I really liked this one, lots of insight into American political manipulation on the international scene and a ‘bad’ guy who you actually feel sorry for. It’s compulsive, intelligent and very good.
With fourteen years left on a twenty-year sentence, notorious Washington powerbroker Joel Blackman receives a surprise pardon from a lame duck President. He is smuggled out of the country on a military cargo plane, given a new identity, and tucked away in a small town in Italy. But Backman has serious enemies from his past. As the CIA watches him closely, the question is not whether he will be killed, but rather who will kill him first.
John Grisham as a child dreamed of being a professional baseball player. After graduating from law school at Ole Miss in 1981, he went on to practice law for nearly a decade, specializing in criminal defense and personal injury litigation. One day, Grisham overheard the harrowing testimony of a twelve-year-old rape victim and was inspired to start a novel exploring what would have happened if the girl's father had murdered her assailants.
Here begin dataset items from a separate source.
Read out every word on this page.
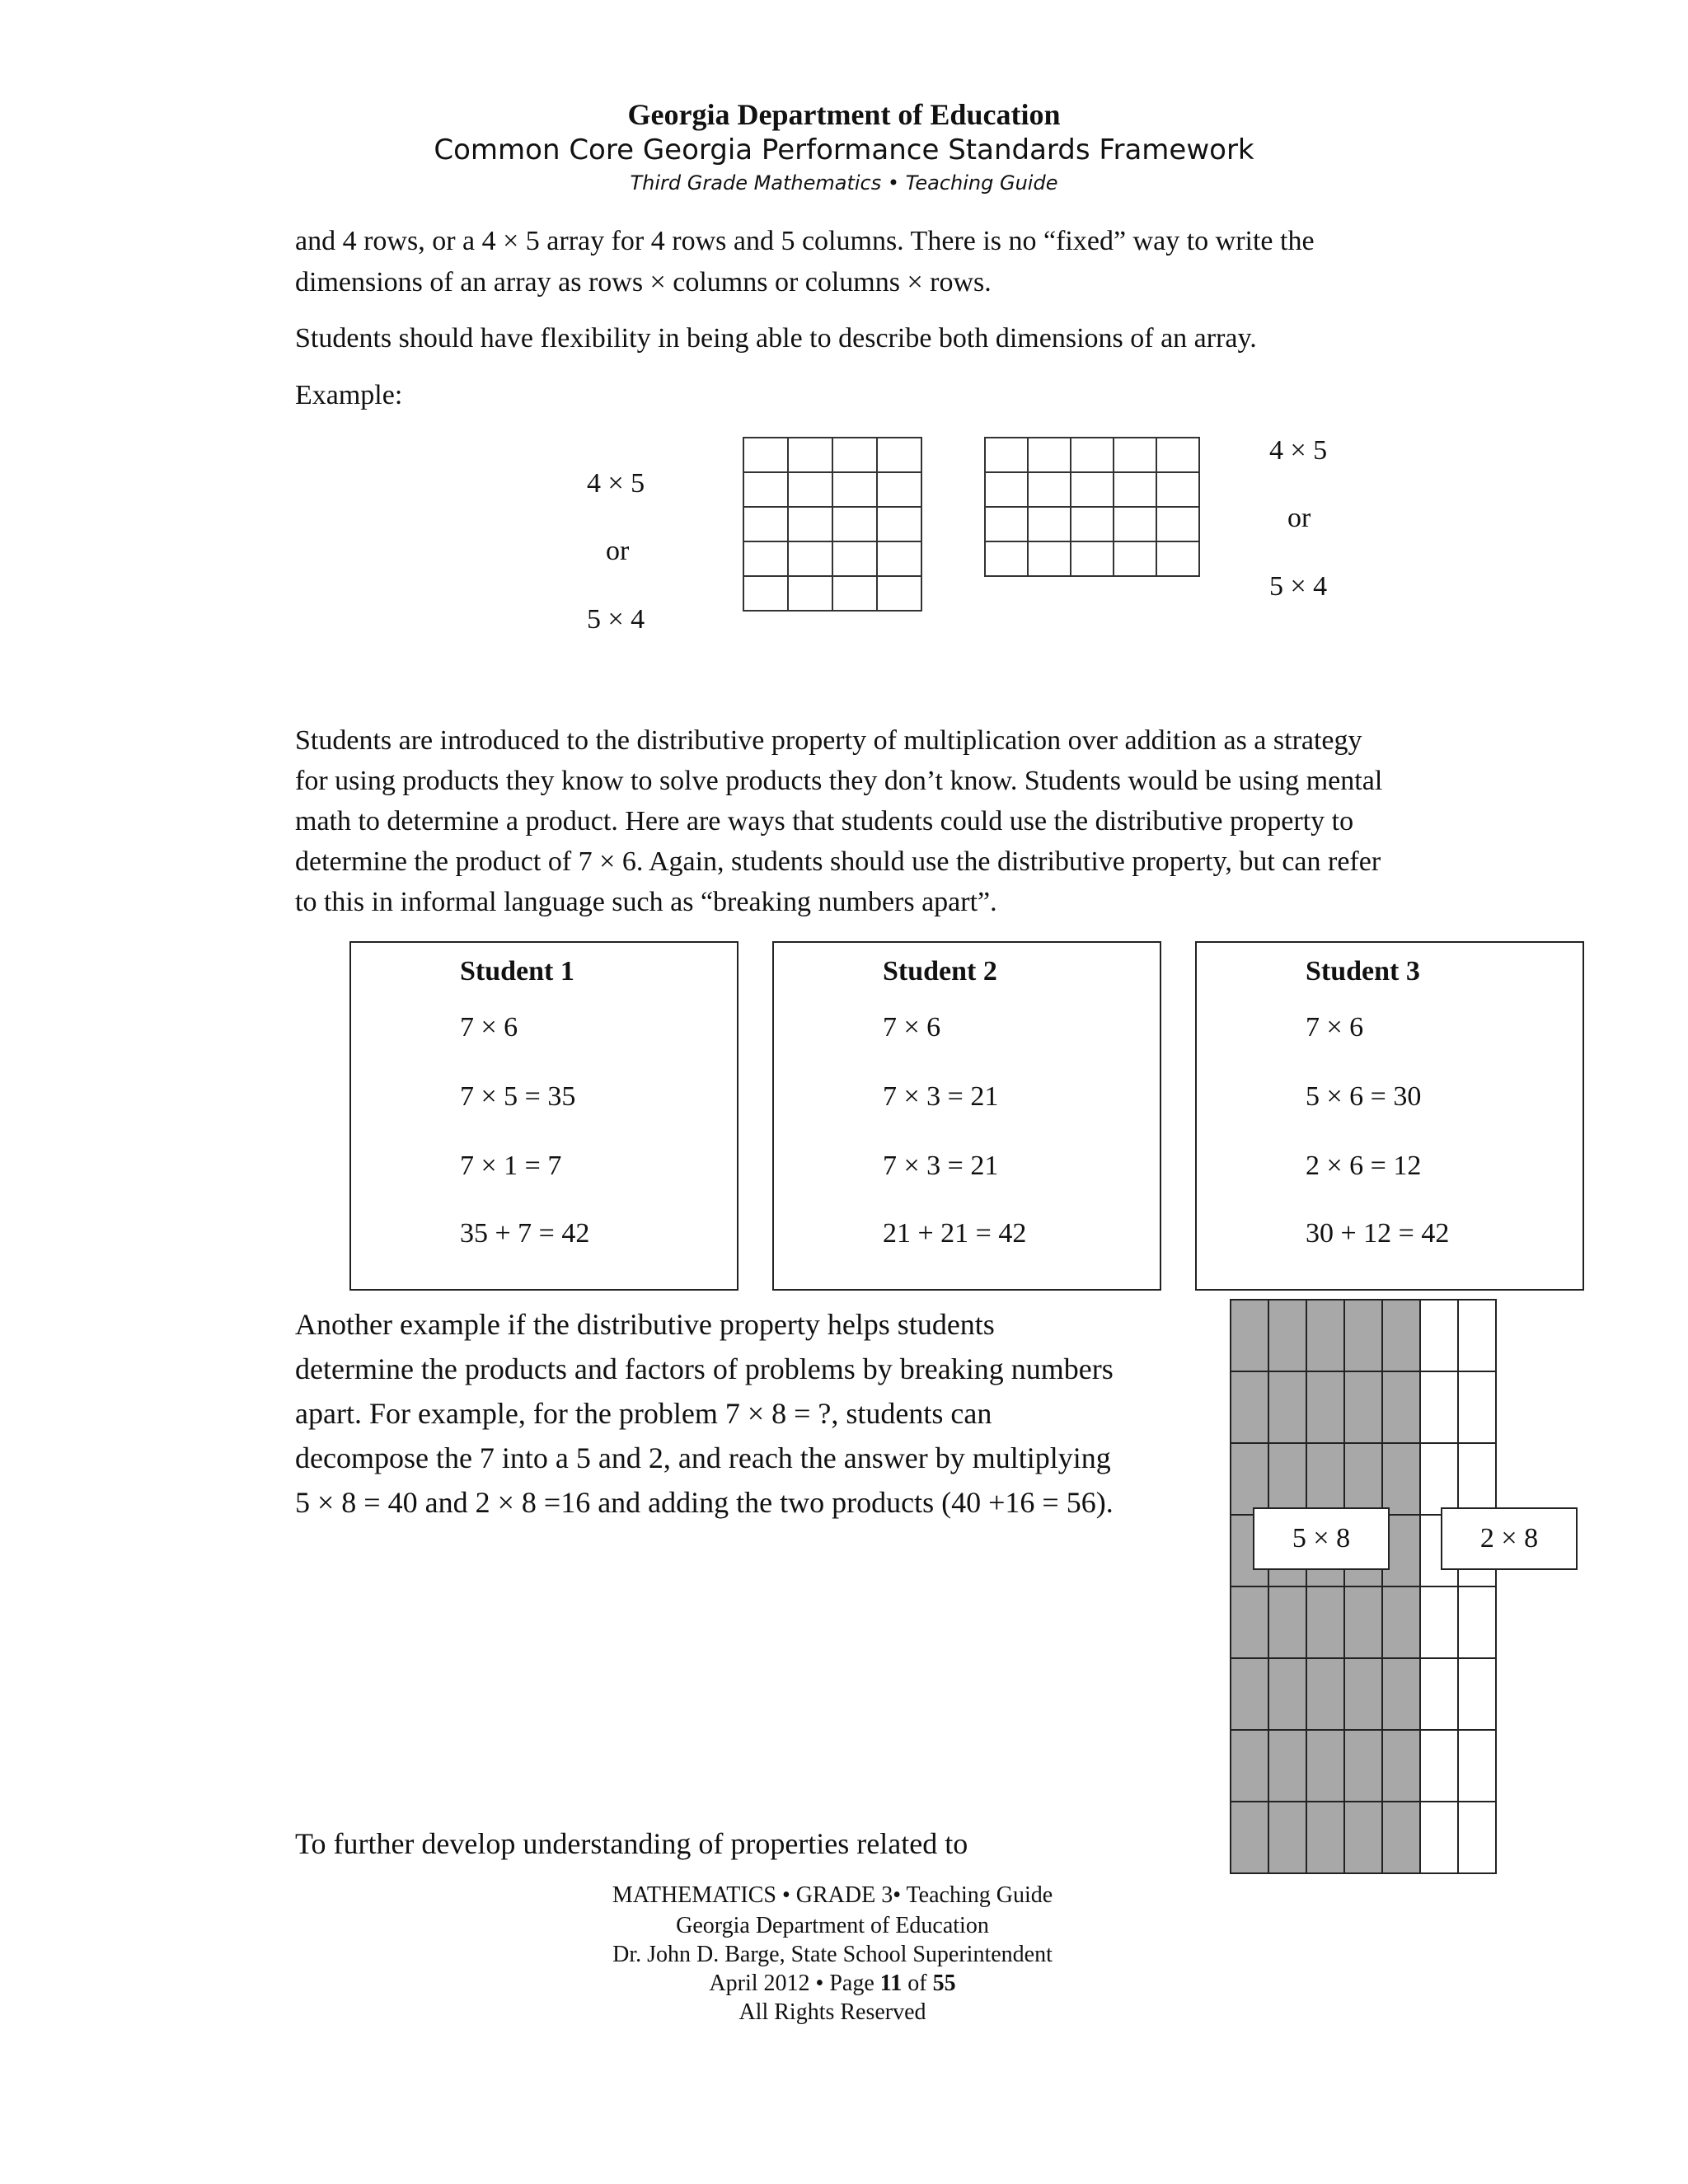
Georgia Department of Education
Common Core Georgia Performance Standards Framework
Third Grade Mathematics • Teaching Guide
and 4 rows, or a 4 × 5 array for 4 rows and 5 columns. There is no “fixed” way to write the
dimensions of an array as rows × columns or columns × rows.
Students should have flexibility in being able to describe both dimensions of an array.
Example:
4 × 5
or
5 × 4

4 × 5
or
5 × 4
Students are introduced to the distributive property of multiplication over addition as a strategy
for using products they know to solve products they don’t know. Students would be using mental
math to determine a product. Here are ways that students could use the distributive property to
determine the product of 7 × 6. Again, students should use the distributive property, but can refer
to this in informal language such as “breaking numbers apart”.
Student 1
7 × 6
7 × 5 = 35
7 × 1 = 7
35 + 7 = 42
Student 2
7 × 6
7 × 3 = 21
7 × 3 = 21
21 + 21 = 42
Student 3
7 × 6
5 × 6 = 30
2 × 6 = 12
30 + 12 = 42
Another example if the distributive property helps students
determine the products and factors of problems by breaking numbers
apart. For example, for the problem 7 × 8 = ?, students can
decompose the 7 into a 5 and 2, and reach the answer by multiplying
5 × 8 = 40 and 2 × 8 =16 and adding the two products (40 +16 = 56).

5 × 8	2 × 8
To further develop understanding of properties related to
MATHEMATICS • GRADE 3• Teaching Guide
Georgia Department of Education
Dr. John D. Barge, State School Superintendent
April 2012 • Page 11 of 55
All Rights Reserved
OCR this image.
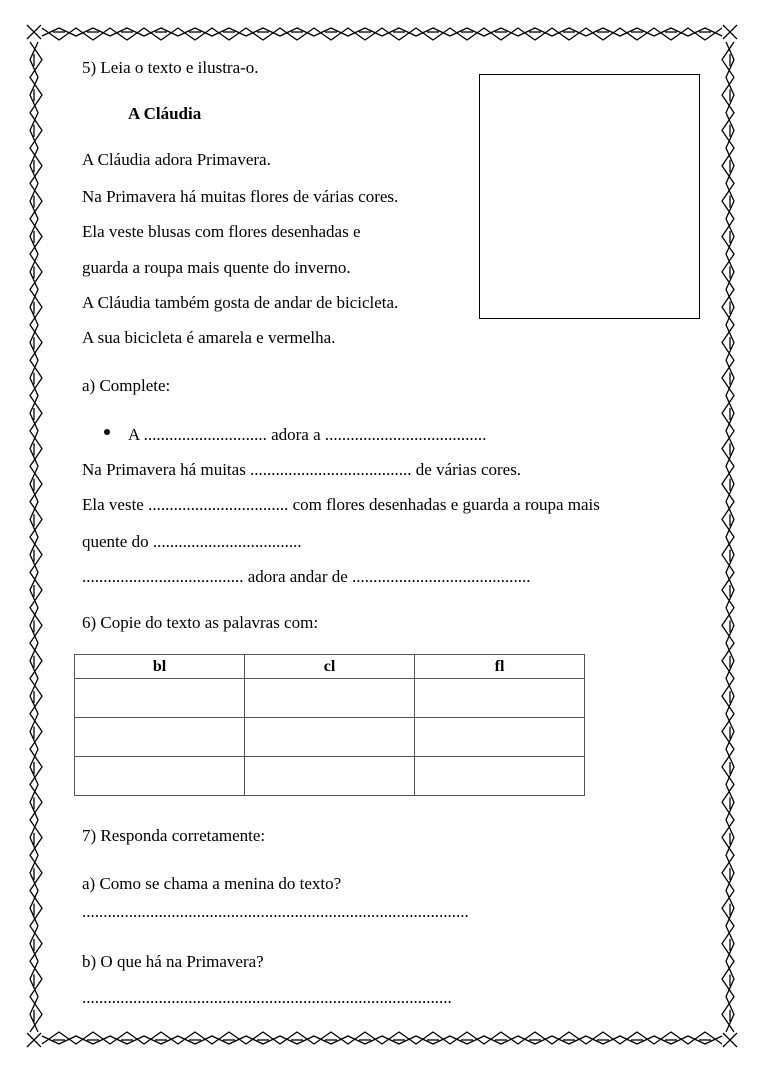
5) Leia o texto e ilustra-o.
A Cláudia
A Cláudia adora Primavera.
Na Primavera há muitas flores de várias cores.
Ela veste blusas com flores desenhadas e
guarda a roupa mais quente do inverno.
A Cláudia também gosta de andar de bicicleta.
A sua bicicleta é amarela e vermelha.
a) Complete:
A ............................. adora a ......................................
Na Primavera há muitas ...................................... de várias cores.
Ela veste ................................. com flores desenhadas e guarda a roupa mais
quente do ...................................
...................................... adora andar de ..........................................
6) Copie do texto as palavras com:
bl	cl	fl

7) Responda corretamente:
a) Como se chama a menina do texto?
...........................................................................................
b) O que há na Primavera?
.......................................................................................
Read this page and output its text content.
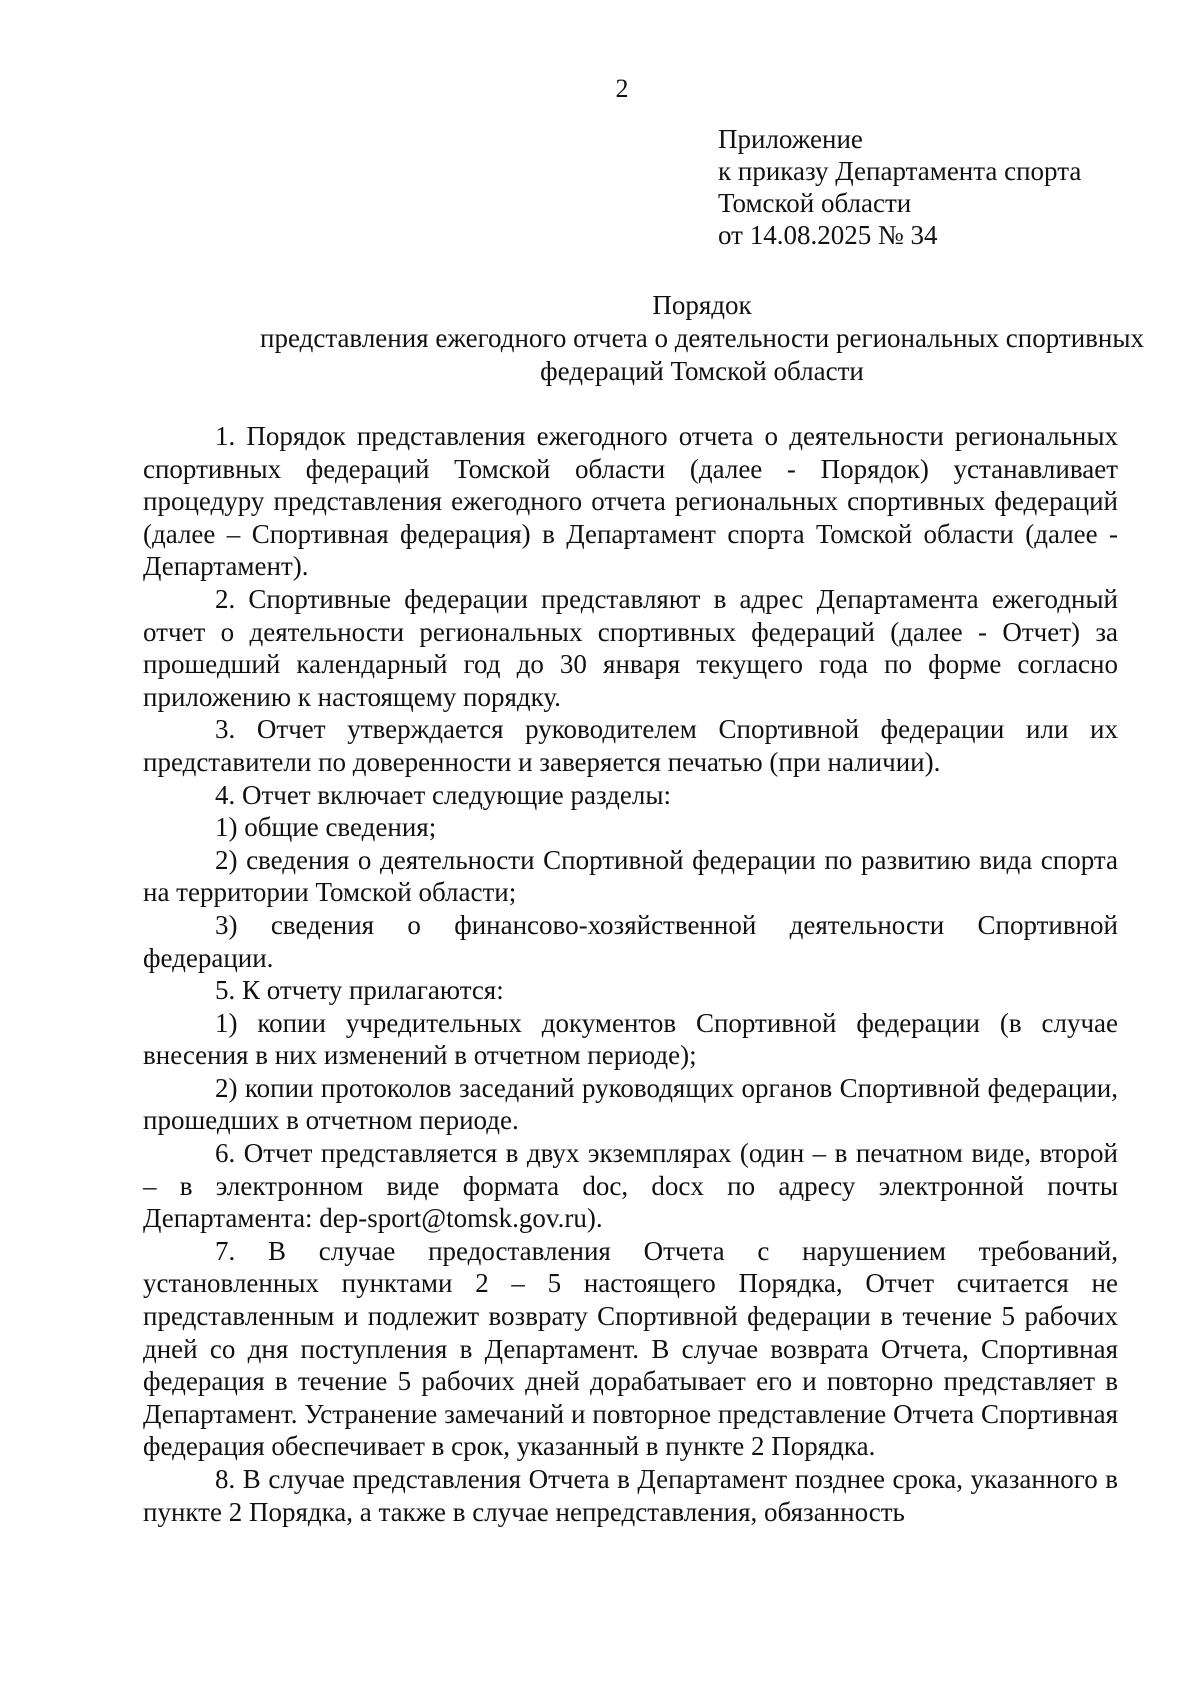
2
Приложение
к приказу Департамента спорта
Томской области
от 14.08.2025 № 34
Порядок
представления ежегодного отчета о деятельности региональных спортивных
федераций Томской области

1. Порядок представления ежегодного отчета о деятельности региональных спортивных федераций Томской области (далее - Порядок) устанавливает процедуру представления ежегодного отчета региональных спортивных федераций (далее – Спортивная федерация) в Департамент спорта Томской области (далее - Департамент).

2. Спортивные федерации представляют в адрес Департамента ежегодный отчет о деятельности региональных спортивных федераций (далее - Отчет) за прошедший календарный год до 30 января текущего года по форме согласно приложению к настоящему порядку.

3. Отчет утверждается руководителем Спортивной федерации или их представители по доверенности и заверяется печатью (при наличии).

4. Отчет включает следующие разделы:

1) общие сведения;

2) сведения о деятельности Спортивной федерации по развитию вида спорта на территории Томской области;

3) сведения о финансово-хозяйственной деятельности Спортивной федерации.

5. К отчету прилагаются:

1) копии учредительных документов Спортивной федерации (в случае внесения в них изменений в отчетном периоде);

2) копии протоколов заседаний руководящих органов Спортивной федерации, прошедших в отчетном периоде.

6. Отчет представляется в двух экземплярах (один – в печатном виде, второй – в электронном виде формата doc, docx по адресу электронной почты Департамента: dep-sport@tomsk.gov.ru).

7. В случае предоставления Отчета с нарушением требований, установленных пунктами 2 – 5 настоящего Порядка, Отчет считается не представленным и подлежит возврату Спортивной федерации в течение 5 рабочих дней со дня поступления в Департамент. В случае возврата Отчета, Спортивная федерация в течение 5 рабочих дней дорабатывает его и повторно представляет в Департамент. Устранение замечаний и повторное представление Отчета Спортивная федерация обеспечивает в срок, указанный в пункте 2 Порядка.

8. В случае представления Отчета в Департамент позднее срока, указанного в пункте 2 Порядка, а также в случае непредставления, обязанность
Getting up at 5 a.m. every day to get in several hours of writing time before heading off to work, Grisham spent three years on A Time to Kill and finished it in 1987. His next novel, The Firm, spent 47 weeks on The New York Times bestseller list and became the bestselling novel of 1991. Since then, he has written one novel a year, including The Client, The Pelican Brief, The Rainmaker and The Runaway Jury. Today, Grisham has written a collection of stories, a work of nonfiction, three sports novels, four kids' books, and many legal thrillers. His work has been translated into 42 languages. He lives near Charlottesville, Virginia.